No program should change filesystem settings when they have explicitly been set by the user. I don't mean to offend, but... Its just true. This (although by a big stretch of the imagination) seems to go down a road where having the ability to fine-tune what permissions a platform can and cannot tamper with becomes a sellable add-on...

 

[truecharts]

No program should change filesystem settings when they have explicitly been set by the user. I don't mean to offend, but... Its just true. This (although by a big stretch of the imagination) seems to go down a road where having the ability to fine-tune what permissions a platform can and cannot tamper with becomes a sellable add-on...

It's normal for Helm charts to offer this as an option and we're looking into removing this feature as a default.
However: Linux doesn't have a difference between how permissions are set, it simply doesn't exist.

 

[homer27081990]

It's normal for Helm charts to offer this as an option and we're looking into removing this feature as a default.
However: Linux doesn't have a difference between how permissions are set, it simply doesn't exist.

That is why when one develops for *nix, they develop with the culture of the ecosystem in mind.
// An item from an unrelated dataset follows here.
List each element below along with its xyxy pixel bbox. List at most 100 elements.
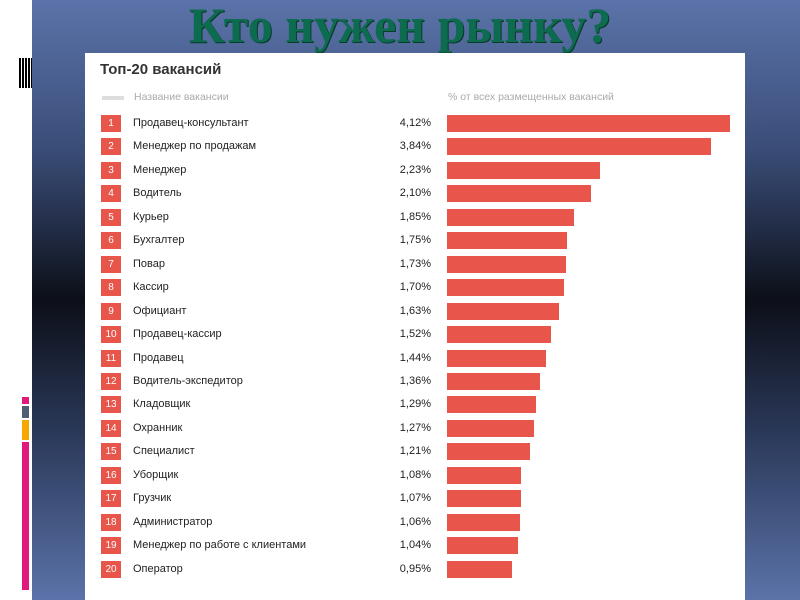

Changing filesystem Ownership and Permissions descriptors "in the dark" is akin to changing the privacy settings in a windows machine, as far as I am concerned. Meaning, with such an operating profile (of the app), many people would think twice before installing it in their system. In the *nix ecosystem, most apps warn you even if they are run in sudo by you, that they get too much power. A way to operate way far from changing mission critical settings with an attitude "I am the only app here, everything runs for me". Even if the option to eventually stop this behavior (but... in no way fine-tune it, "it" the behavior, not how *nix security descriptors work) exists, consider what people would say if the option didn't exist... And that, I think (without any concrete data, just my feeling) is the reason that the option even exists in the first place. Have a good day.